Chronicle host: Another concern is maybe the one that Google encounters the most -- is the question of monopoly. And why we should be happy that the idea that a private company has essential control over 10 million plus works?

Adam Smith: So I think at its root what's really important here is to look at the agreements. And Google has non-exclusive agreements at the root of all of its agreements. So, its agreements with its library partners are non-exclusive, its agreements with its publishers and authors are non-exclusive. So anyone is free to enter into agreements with those institutions or those publishers. With respect to the settlement agreement, for all works for which a rightsholder comes forward, the Books Rights Registry will have the ability to license or enter into economic models with other parties for those works. So really this is not an exclusive license to Google, but rather it's establishing the ability for them to get access to these. Obviously for the public domain works, there is no rights or contract associated with that. So what this really leaves is what we believe is a very thin slice of the remaining books, which are the orphan worked books.

I'm glad to see some sensitivity to the notion of privacy in Mr. Smith's response to that question. The notion of privacy goes beyond using IP address authentication to enable institutional subscription users to access the scanned books, of course -- specifically to the collection and disposition of log files related to individuals' use of the Google books database. I wonder if Google will really consider severing the link between reader and work, as is common practice in libraries today. In the case of online books, that would mean not collecting -- or at least immediately anonymizing -- the IP address of the machine used to read portions of the book. Time will tell, and this is certainly an area where I hope there is more dialog between Google and academic libraries (should the settlement agreement be approved).

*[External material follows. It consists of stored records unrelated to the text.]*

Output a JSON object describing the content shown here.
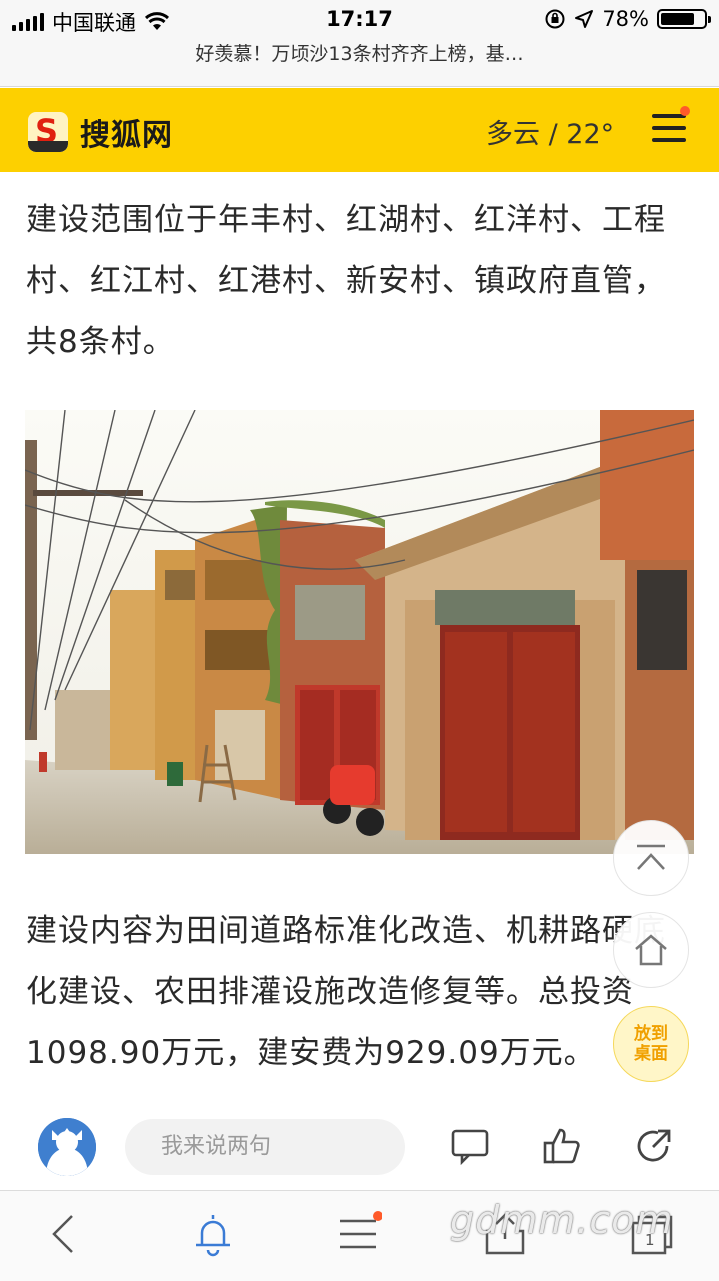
{
  "status_bar": {
    "carrier": "中国联通",
    "time": "17:17",
    "battery": "78%",
    "battery_level": 0.78
  },
  "browser": {
    "page_title": "好羡慕！万顷沙13条村齐齐上榜，基…"
  },
  "site_header": {
    "logo_letter": "S",
    "logo_text": "搜狐网",
    "weather": "多云 / 22°",
    "menu_has_notification": true
  },
  "article": {
    "paragraph_1": "建设范围位于年丰村、红湖村、红洋村、工程村、红江村、红港村、新安村、镇政府直管，共8条村。",
    "photo_alt_name": "old-village-street-photo",
    "paragraph_2": "建设内容为田间道路标准化改造、机耕路硬底化建设、农田排灌设施改造修复等。总投资1098.90万元，建安费为929.09万元。"
  },
  "floating": {
    "desk_label": "放到桌面"
  },
  "comment_bar": {
    "placeholder": "我来说两句"
  },
  "watermark": "gdmm.com",
  "colors": {
    "brand_yellow": "#fdd000",
    "notification_dot": "#ff5a2a",
    "icon_blue": "#3a7bd5"
  }
}
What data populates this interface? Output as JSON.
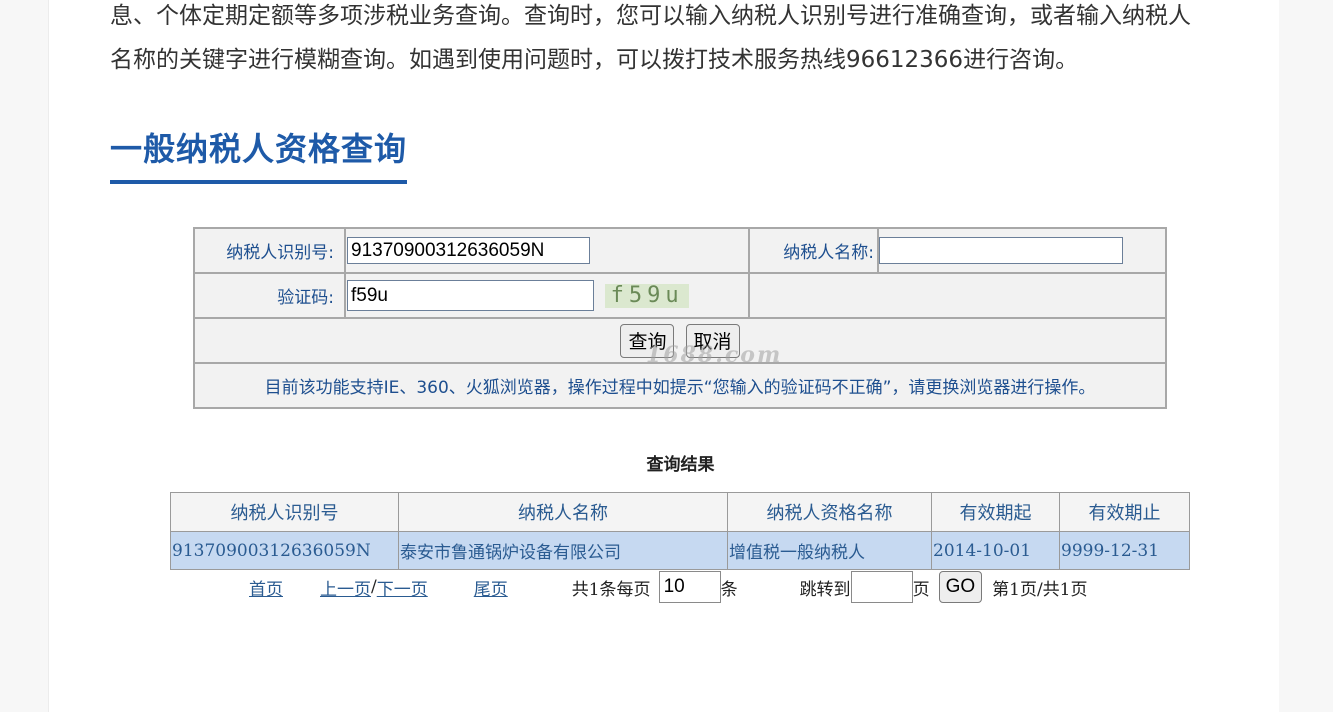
{
  "intro": {
    "line1": "息、个体定期定额等多项涉税业务查询。查询时，您可以输入纳税人识别号进行准确查询，或者输入纳税人",
    "line2": "名称的关键字进行模糊查询。如遇到使用问题时，可以拨打技术服务热线96612366进行咨询。"
  },
  "section_title": "一般纳税人资格查询",
  "form": {
    "taxpayer_id_label": "纳税人识别号:",
    "taxpayer_id_value": "91370900312636059N",
    "taxpayer_name_label": "纳税人名称:",
    "taxpayer_name_value": "",
    "captcha_label": "验证码:",
    "captcha_value": "f59u",
    "captcha_image_text": "f59u",
    "query_button": "查询",
    "cancel_button": "取消",
    "notice": "目前该功能支持IE、360、火狐浏览器，操作过程中如提示“您输入的验证码不正确”，请更换浏览器进行操作。"
  },
  "watermark": "1688.com",
  "results": {
    "title": "查询结果",
    "headers": [
      "纳税人识别号",
      "纳税人名称",
      "纳税人资格名称",
      "有效期起",
      "有效期止"
    ],
    "rows": [
      [
        "91370900312636059N",
        "泰安市鲁通锅炉设备有限公司",
        "增值税一般纳税人",
        "2014-10-01",
        "9999-12-31"
      ]
    ]
  },
  "pager": {
    "first": "首页",
    "prev": "上一页",
    "separator": "/",
    "next": "下一页",
    "last": "尾页",
    "total_prefix": "共1条每页",
    "page_size": "10",
    "total_suffix": "条",
    "jump_label": "跳转到",
    "jump_value": "",
    "page_unit": "页",
    "go_button": "GO",
    "page_status": "第1页/共1页"
  }
}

It is interesting that a Google representative is making statements about what the Books Rights Registry will do with orphan works information. I would think it would be up to the registry's board of directors to decide whether or not they publicly release information about the orphan status of a work. I don't recall reading in the settlement agreement that it would be mandatory.

Mr. Smith's answer to the monopoly question ignores the "most favored nation" clause in the settlement agreement that says the Registry cannot offer licensing terms to another party that are more favorable than the ones offered to Google. While that might not be a monopoly in the strictest sense, it certainly makes it harder for any other entity to compete effectively with Google. That same answer also shows Google's optimism in the estimate that there will be "a very thin slice" of works that will turn out to be orphans -- in copyright but without an identified rightsholder. I can only assume that they have internal research to back that up. My gut tells me that there is considerably more than a thin slice, but that part of Mr. Smith's answer plays well with the notion that Google won't really have a monopoly because there will be so few books that Google will have the exclusive protections in the class action lawsuit settlement to digitize.

Adam Smith also has answers to questions about why Google didn't fight it out in court, what Google is doing to help the settlement be approved, and what Google's reaction might be if the settlement isn't approved.